① 大半の国々がイランという国家が地図上から消えてもやむを得ない。とにかく彼らの封鎖を解除するべきだ。ということを事実上了承し何らかの決定的な軍事オプションが発動される。
② 大半の国々が米国やイスラエルに背を向けてイランと個別の交渉を開始する。米国の信頼は地に落ち世界は未曾有の文明崩壊状態に突入する。
②に関しては現状、経済的に豊かな国家は簡単に米国に背を向けることは難しいだろう。それ以外の様々な国家が独自にイランと交渉を始めるということはあり得る。
アジアでもフィリピンやタイ、ベトナムをはじめ既に危機的な状況に突入している国家もある。

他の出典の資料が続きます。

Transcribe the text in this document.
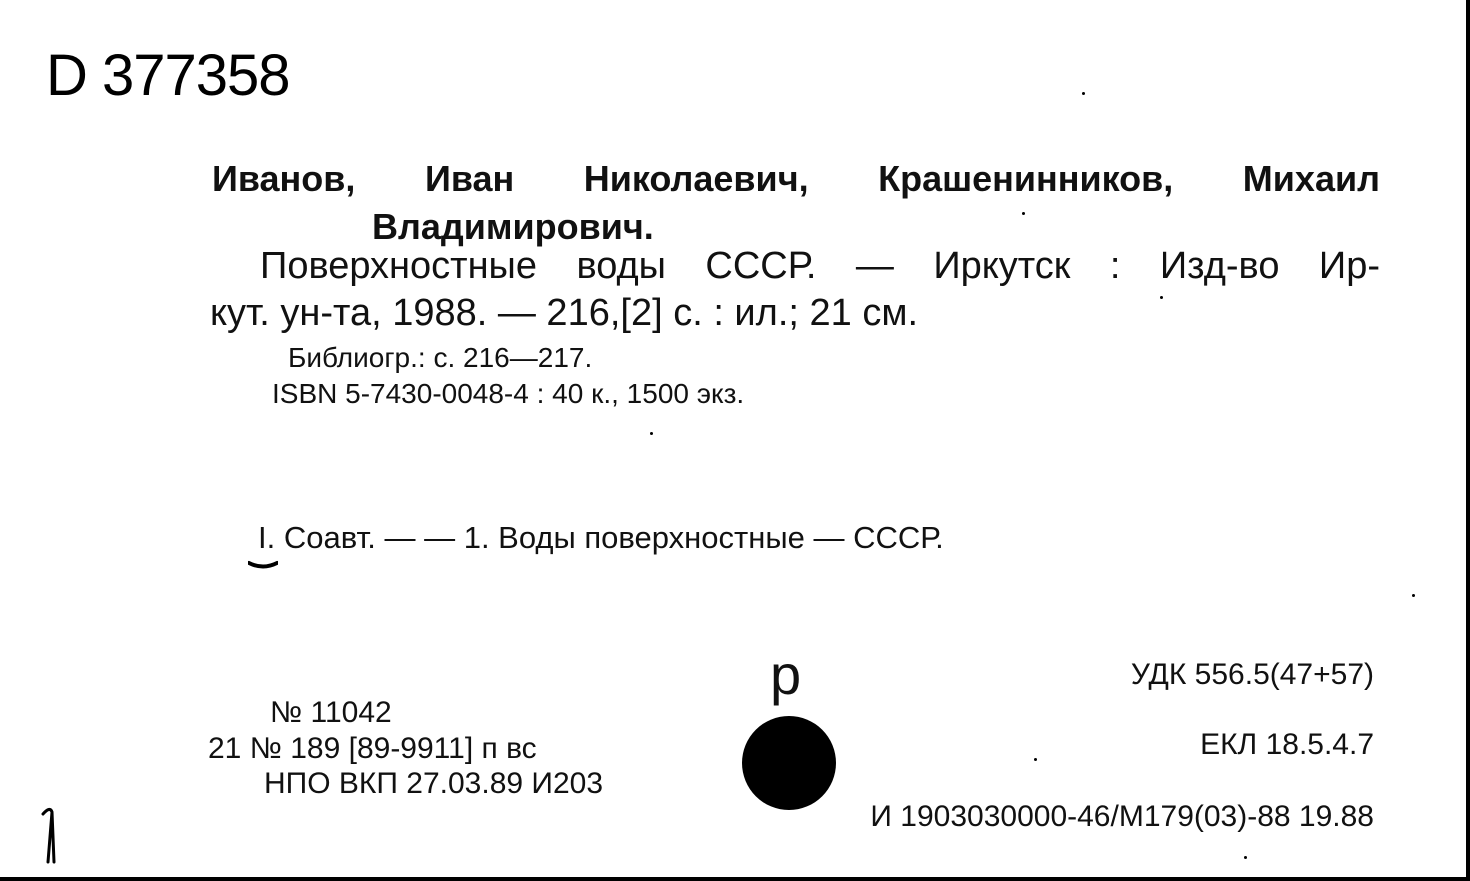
D 377358
Иванов, Иван Николаевич, Крашенинников, Михаил
Владимирович.
Поверхностные воды СССР. — Иркутск : Изд-во Ир-
кут. ун-та, 1988. — 216,[2] с. : ил.; 21 см.
Библиогр.: с. 216—217.
ISBN 5-7430-0048-4 : 40 к., 1500 экз.
I. Соавт. — — 1. Воды поверхностные — СССР.
УДК 556.5(47+57)
ЕКЛ 18.5.4.7
И 1903030000-46/М179(03)-88 19.88
№ 11042
21 № 189 [89-9911] п вс
НПО ВКП 27.03.89 И203
р
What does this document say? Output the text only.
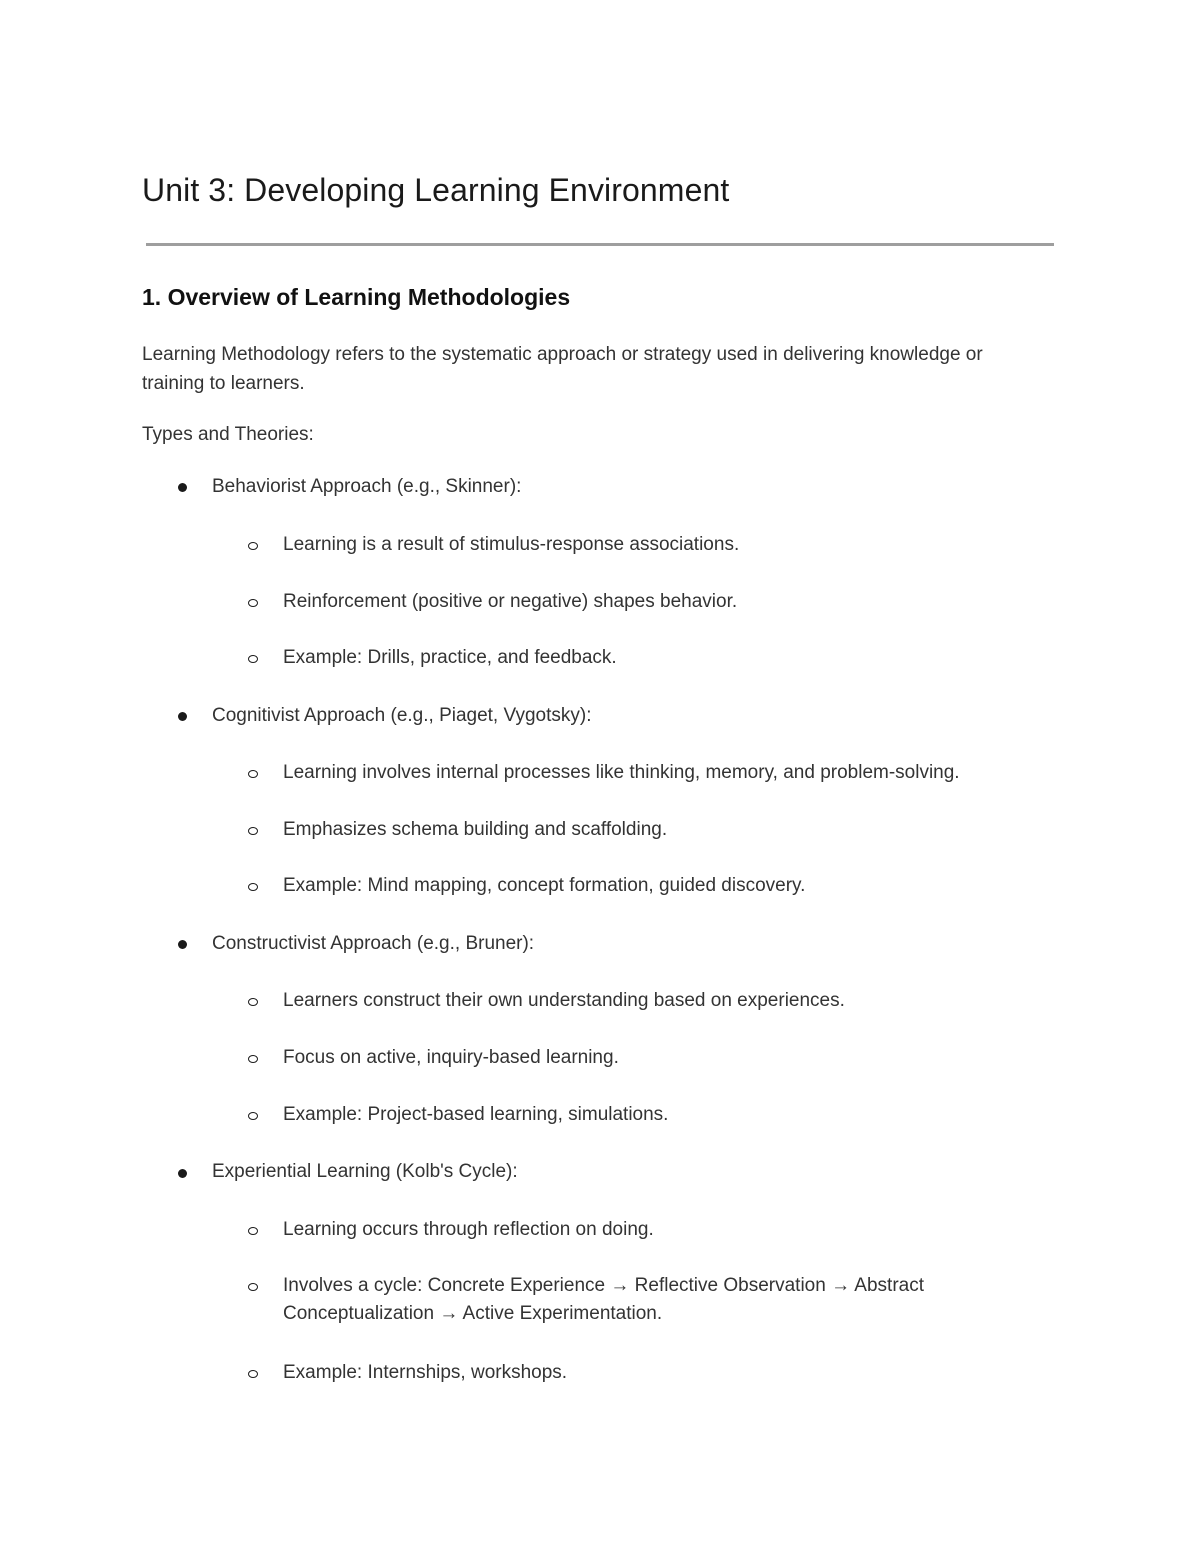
Unit 3: Developing Learning Environment
1. Overview of Learning Methodologies

Learning Methodology refers to the systematic approach or strategy used in delivering knowledge or training to learners.

Types and Theories:

Behaviorist Approach (e.g., Skinner):
Learning is a result of stimulus-response associations.
Reinforcement (positive or negative) shapes behavior.
Example: Drills, practice, and feedback.
Cognitivist Approach (e.g., Piaget, Vygotsky):
Learning involves internal processes like thinking, memory, and problem-solving.
Emphasizes schema building and scaffolding.
Example: Mind mapping, concept formation, guided discovery.
Constructivist Approach (e.g., Bruner):
Learners construct their own understanding based on experiences.
Focus on active, inquiry-based learning.
Example: Project-based learning, simulations.
Experiential Learning (Kolb's Cycle):
Learning occurs through reflection on doing.
Involves a cycle: Concrete Experience → Reflective Observation → Abstract Conceptualization → Active Experimentation.
Example: Internships, workshops.
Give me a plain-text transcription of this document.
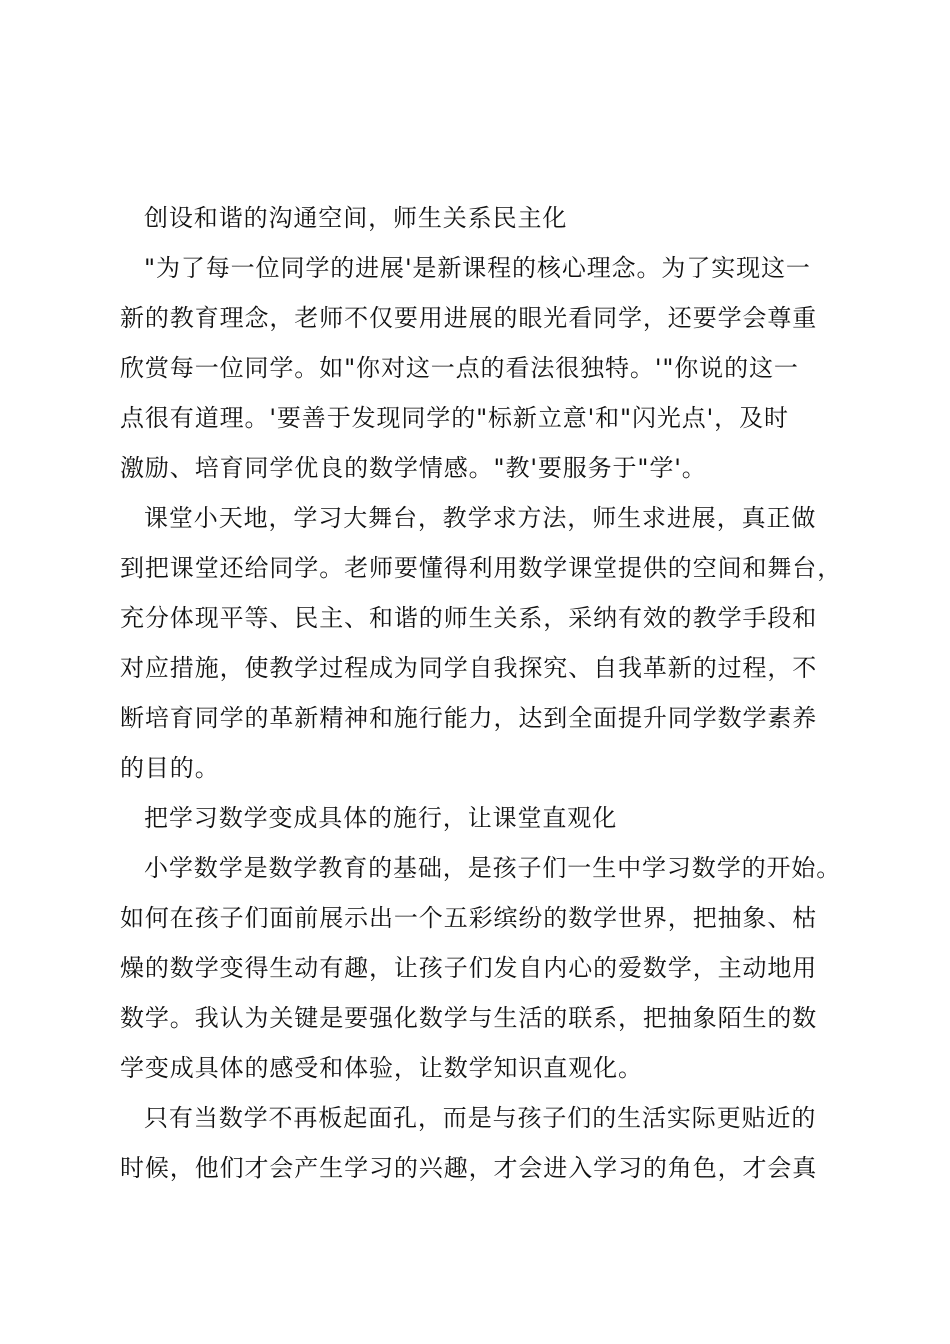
创设和谐的沟通空间，师生关系民主化
"为了每一位同学的进展'是新课程的核心理念。为了实现这一
新的教育理念，老师不仅要用进展的眼光看同学，还要学会尊重
欣赏每一位同学。如"你对这一点的看法很独特。'"你说的这一
点很有道理。'要善于发现同学的"标新立意'和"闪光点'，及时
激励、培育同学优良的数学情感。"教'要服务于"学'。
课堂小天地，学习大舞台，教学求方法，师生求进展，真正做
到把课堂还给同学。老师要懂得利用数学课堂提供的空间和舞台，
充分体现平等、民主、和谐的师生关系，采纳有效的教学手段和
对应措施，使教学过程成为同学自我探究、自我革新的过程，不
断培育同学的革新精神和施行能力，达到全面提升同学数学素养
的目的。
把学习数学变成具体的施行，让课堂直观化
小学数学是数学教育的基础，是孩子们一生中学习数学的开始。
如何在孩子们面前展示出一个五彩缤纷的数学世界，把抽象、枯
燥的数学变得生动有趣，让孩子们发自内心的爱数学，主动地用
数学。我认为关键是要强化数学与生活的联系，把抽象陌生的数
学变成具体的感受和体验，让数学知识直观化。
只有当数学不再板起面孔，而是与孩子们的生活实际更贴近的
时候，他们才会产生学习的兴趣，才会进入学习的角色，才会真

①でも②でもない第三の選択肢として第三国の介入によって米国イスラエルイランのいずれも勝者のない形で手打ちが行われることもあるのかもしれないがこの場合、短中期的、一時的なものになり最終的な解決や安定にはいたらないだろう。
仮にロシアがこれに関わる場合ウクライナ問題と連動してイラン問題に何らかの解決案がもたらされるかもしれない。
またイスラエルの現政権が倒壊するなどした場合、事態の好転はありうる。
いずれにしても誰もこの先のことは予測不能だし多くの識者の話も参考以上のものにはならない。
ただ言えることはこれからの世界は思想や理念よりも実利的な判断や対応が必要とされることになるだろうということだ。
善悪好悪の判断よりもサバイバリズムの問題になる。